Logging makes forests and homes more vulnerable to wildfires
The West has seen some really big forest fires recently, particularly in California’s Sierra Nevada and the Cascade Mountains of Oregon. Naturally, everyone is concerned and elected officials are eager to be seen as advancing solutions. The U.S. Senate is negotiating over the Build Back Better bill, which currently contains nearly $20 billion in logging subsidies for “hazardous fuel reduction” in forests. This term contains no clear definition but is typically employed as a euphemism for “thinning”, which usually includes commercial logging of mature and old-growth trees on public lands. It often includes clearcut logging that harms forests and streams and intensifies wildfires.
Logging interests stand poised to profit, as they tell the public and Congress that our forests are overgrown from years of neglect. Chainsaws and bulldozers are their remedy. Among these interests are agencies like the U.S. Forest Service that financially benefits from selling public timber to private logging companies.
In this fraught context, filled with a swirling admixture of panic, confusion, and opportunism, the truth and scientific evidence are all too often casualties. This, unfortunately, can lead to regressive policies that will only exacerbate the climate crisis and increase threats to communities from wildfire. We can no longer afford either outcome.
Many of the nation’s top climate scientists and ecologists recently urged Congress to remove the logging subsidies from the Build Back Better bill. Scientists noted that logging now emits about as much carbon dioxide each year as does burning coal. They also noted that logging conducted under the guise of “forest thinning” does not stop large wildfires that are driven mainly by extreme fire-weather caused primarily by climate change. In fact, it can often make fires burn faster and more intensely toward vulnerable homes. Unprepared towns like Paradise and Grizzly Flats, Calif., unfortunately burned to the ground as fires raced through heavily logged surroundings.
Nature prepares older forests and large trees for wildfires. As trees age, they develop thick impenetrable bark and drop their lower limbs, making it difficult for fire to climb into the tree crowns. Older, dense forests used by the imperiled spotted owl burn in mixed intensities that is good for the owl and hundreds of species that depend on these forests for survival. Our national parks and wilderness areas also burn in lower fire intensities compared to heavily logged areas.
Occasionally even some of the largest trees will succumb to a severe fire but their progeny are born again to rapidly colonize the largest and most severe burn patches. Dozens of cavity-nesting birds and small mammals make their homes in the fire-killed trees. Soon after fire in these forests, nature regenerates, reminiscent of the mythical phoenix, aided by scores of pollinating insects and seed carrying birds and mammals.

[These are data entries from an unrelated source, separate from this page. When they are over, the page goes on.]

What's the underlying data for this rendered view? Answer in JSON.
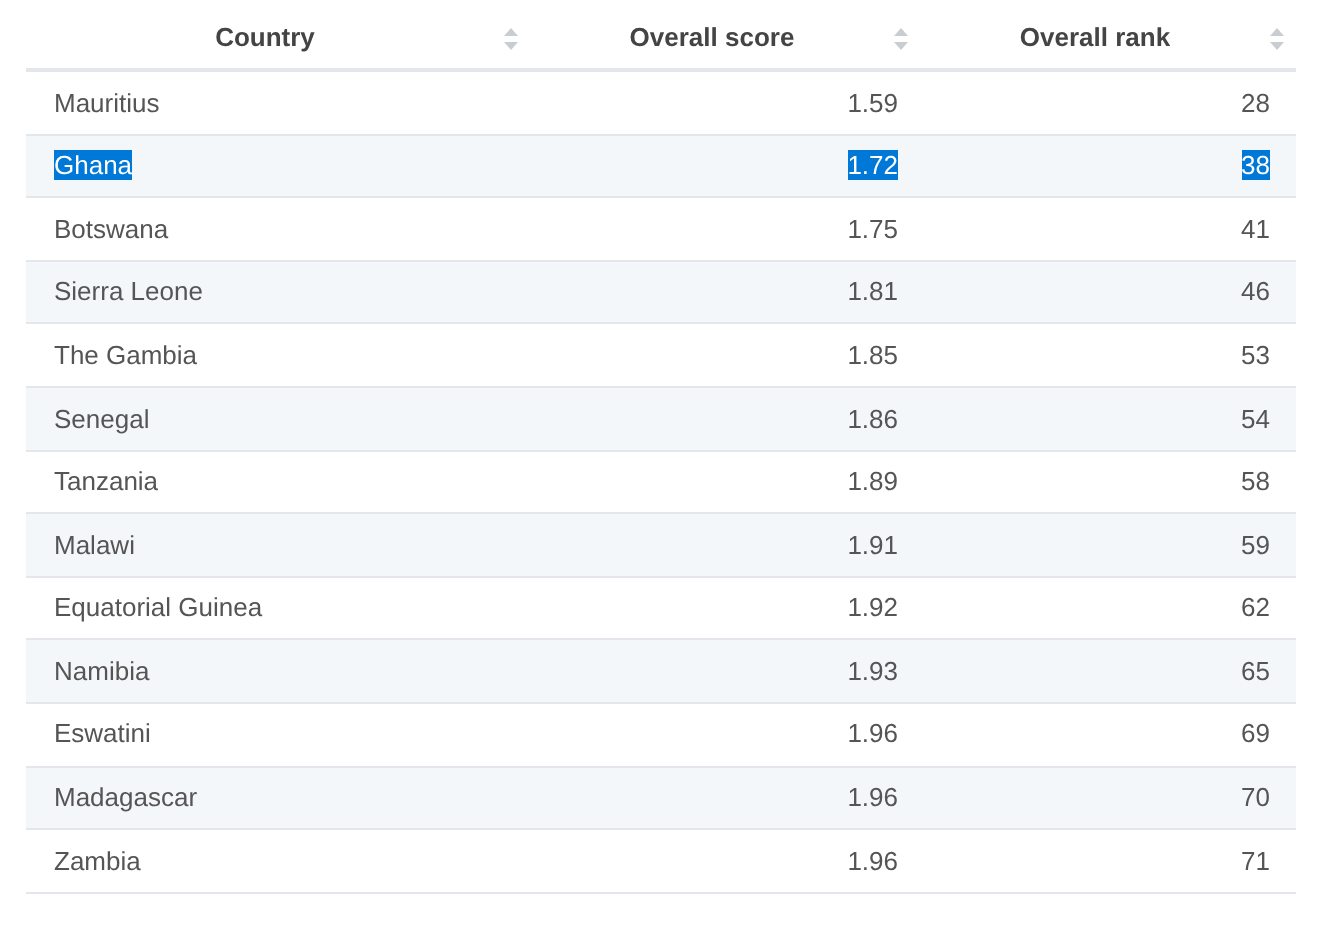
{
  "table": {
    "columns": [
      "Country",
      "Overall score",
      "Overall rank"
    ],
    "rows": [
      {
        "cells": [
          "Mauritius",
          "1.59",
          "28"
        ],
        "highlighted": false
      },
      {
        "cells": [
          "Ghana",
          "1.72",
          "38"
        ],
        "highlighted": true
      },
      {
        "cells": [
          "Botswana",
          "1.75",
          "41"
        ],
        "highlighted": false
      },
      {
        "cells": [
          "Sierra Leone",
          "1.81",
          "46"
        ],
        "highlighted": false
      },
      {
        "cells": [
          "The Gambia",
          "1.85",
          "53"
        ],
        "highlighted": false
      },
      {
        "cells": [
          "Senegal",
          "1.86",
          "54"
        ],
        "highlighted": false
      },
      {
        "cells": [
          "Tanzania",
          "1.89",
          "58"
        ],
        "highlighted": false
      },
      {
        "cells": [
          "Malawi",
          "1.91",
          "59"
        ],
        "highlighted": false
      },
      {
        "cells": [
          "Equatorial Guinea",
          "1.92",
          "62"
        ],
        "highlighted": false
      },
      {
        "cells": [
          "Namibia",
          "1.93",
          "65"
        ],
        "highlighted": false
      },
      {
        "cells": [
          "Eswatini",
          "1.96",
          "69"
        ],
        "highlighted": false
      },
      {
        "cells": [
          "Madagascar",
          "1.96",
          "70"
        ],
        "highlighted": false
      },
      {
        "cells": [
          "Zambia",
          "1.96",
          "71"
        ],
        "highlighted": false
      }
    ]
  }
}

Wildfires are highly variable, often depending on what a gust of wind does at a given moment, and even the biggest fires are primarily comprised of lightly and moderately-burned areas where most mature trees survive. By chance, in any large fire there will always be some areas that were thinned by loggers that burned less intense compared to unthinned areas. Before the smoke fully clears, logging interests find those locations and take journalists and politicians to promote their agenda. What they fail to disclose are the many examples where managed forests burned hotter while older, unmanaged forests did the opposite.
This sort of self-serving show boating occurred after the 2020 Creek Fire in the Sierra National Forest in California, as news stories echoed the logging industry’s “overgrown forests” narrative based on a single low-intensity burn area. When all of the data across the entire fire were analyzed, it turned out that logged forests, including commercial “thinning” areas, actually burned the most intensely.
In Oregon, The Nature Conservancy has been conducting intensive commercial thinning on its Sycan Marsh Preserve. Based on satellite imagery, the northern portion of the 414,000-acre Bootleg Fire of 2021 swept through these lands. Within days, TNC began promoting its logging program, focusing on a single location around Coyote Creek, where a “thinned” unit burned lightly. They failed to mention that nearly all of the dense, unmanaged forests burned lightly too in that area. Well-intentioned environmental reporters were misled by a carefully picked example.
Billions of dollars are being wasted to further this false logging industry narrative—funds that instead should be used to prepare communities for more climate-driven wildfires. Congress can instead redirect much needed support to damaged communities so they can build back better and adopt proven fire safety measures that harden homes and clear flammable vegetation nearest structures.
The path forward is simple, with two proven remedies that work. Protect forests from logging so they can absorb more carbon dioxide from the atmosphere and moderate fire behavior, and adapt communities to the new climate-driven wildfire era.
Chad Hanson, Ph.D., is a research ecologist with the John Muir Project and is the author of the 2021 book, “Smokescreen: Debunking Wildfire Myths to Save Our Forests and Our Climate.” Dominick DellaSala, Ph.D., is chief scientist with Wild Heritage and the author of Conservation Science and Advocacy for a Planet in Peril: Speaking Truth to Power.